At one pm on the Saturday my husband had to come to collect me from the pharmacy where I had gone to get the pred script. I couldn’t get out of the chair. By seven pm same day I rang my friend to come over immediately. I had to show her how I could run up and down the stairs. I promise I am not exaggerating.
Was your response to Prednisalone dramatic?
I don’t know whether I have it, the Jury’s out. It sounds far more severe than my symptoms prior to PMR diagnosis.
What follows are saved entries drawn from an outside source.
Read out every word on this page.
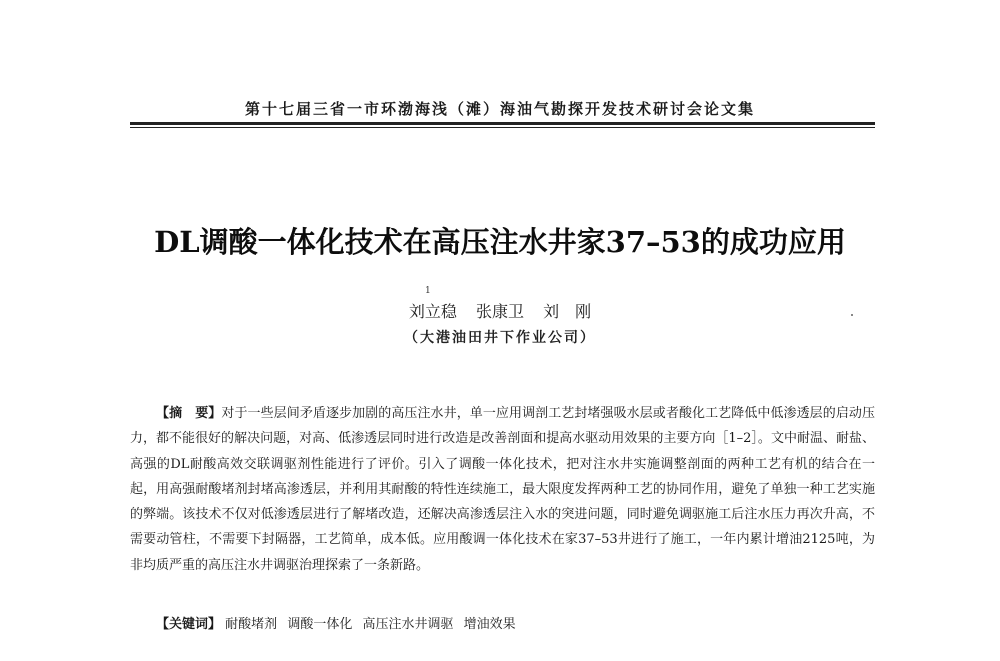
第十七届三省一市环渤海浅（滩）海油气勘探开发技术研讨会论文集
DL调酸一体化技术在高压注水井家37–53的成功应用
1
刘立稳 张康卫 刘　刚
（大港油田井下作业公司）
【摘　要】对于一些层间矛盾逐步加剧的高压注水井，单一应用调剖工艺封堵强吸水层或者酸化工艺降低中低渗透层的启动压力，都不能很好的解决问题，对高、低渗透层同时进行改造是改善剖面和提高水驱动用效果的主要方向［1–2］。文中耐温、耐盐、高强的DL耐酸高效交联调驱剂性能进行了评价。引入了调酸一体化技术，把对注水井实施调整剖面的两种工艺有机的结合在一起，用高强耐酸堵剂封堵高渗透层，并利用其耐酸的特性连续施工，最大限度发挥两种工艺的协同作用，避免了单独一种工艺实施的弊端。该技术不仅对低渗透层进行了解堵改造，还解决高渗透层注入水的突进问题，同时避免调驱施工后注水压力再次升高，不需要动管柱，不需要下封隔器，工艺简单，成本低。应用酸调一体化技术在家37–53井进行了施工，一年内累计增油2125吨，为非均质严重的高压注水井调驱治理探索了一条新路。
【关键词】 耐酸堵剂 调酸一体化 高压注水井调驱 增油效果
Yes mine was. The new pain in shoulders back and hips just went. But still have ghastly fibro 😭😭😭😭
I've had pain and fatigue for years and just kept on going, as we all do. I did wonder why I had to put in twice as much effort as others to get the same result and now I've been diagnosed, it all makes sense. The fibro pain changes so it's hard to describe but the pmr pain for me is more like a strong crushing gripping pain that only goes away with pred. With fibromyalgia I can still move, with pmr pain everything stops. Hope that helps in some way, it's hard as it is so individually experienced.
Well, my response to Pred was kind of dramatic, since I honestly don’t/ can’t differentiate between Fibromyalgia and PMR sometimes... that’s when my Dr. comes and says she’s not very convinced it’s PMR... But my CRP is 20 and my Sed Rate 68. So, being treated as a positive. Also got tested for blood cancers... Scary!
I've just been diagnosed with fibromyalgia but like everyone else, have had it for years. I feel like an onion with layers of pain that mostly feel very different. The pmr pain is distinct from fibro pain which is different from either spine pain or nerve damage. I did a taper too quickly and was reminded how bad the pmr pain can be 😶. Because I've had it for so long, the fibro pain is a daily part of life that never goes away, thankfully the pmr pain mostly does. On the bright side, we woke up this morning and lots of people didn't so I'm grateful for another day.....and tramadol for fibro pain 😆
Being Grateful ... 🤗✨✨✨💓 Blessings!
I love that and your name Alliswellforever a very good mantra.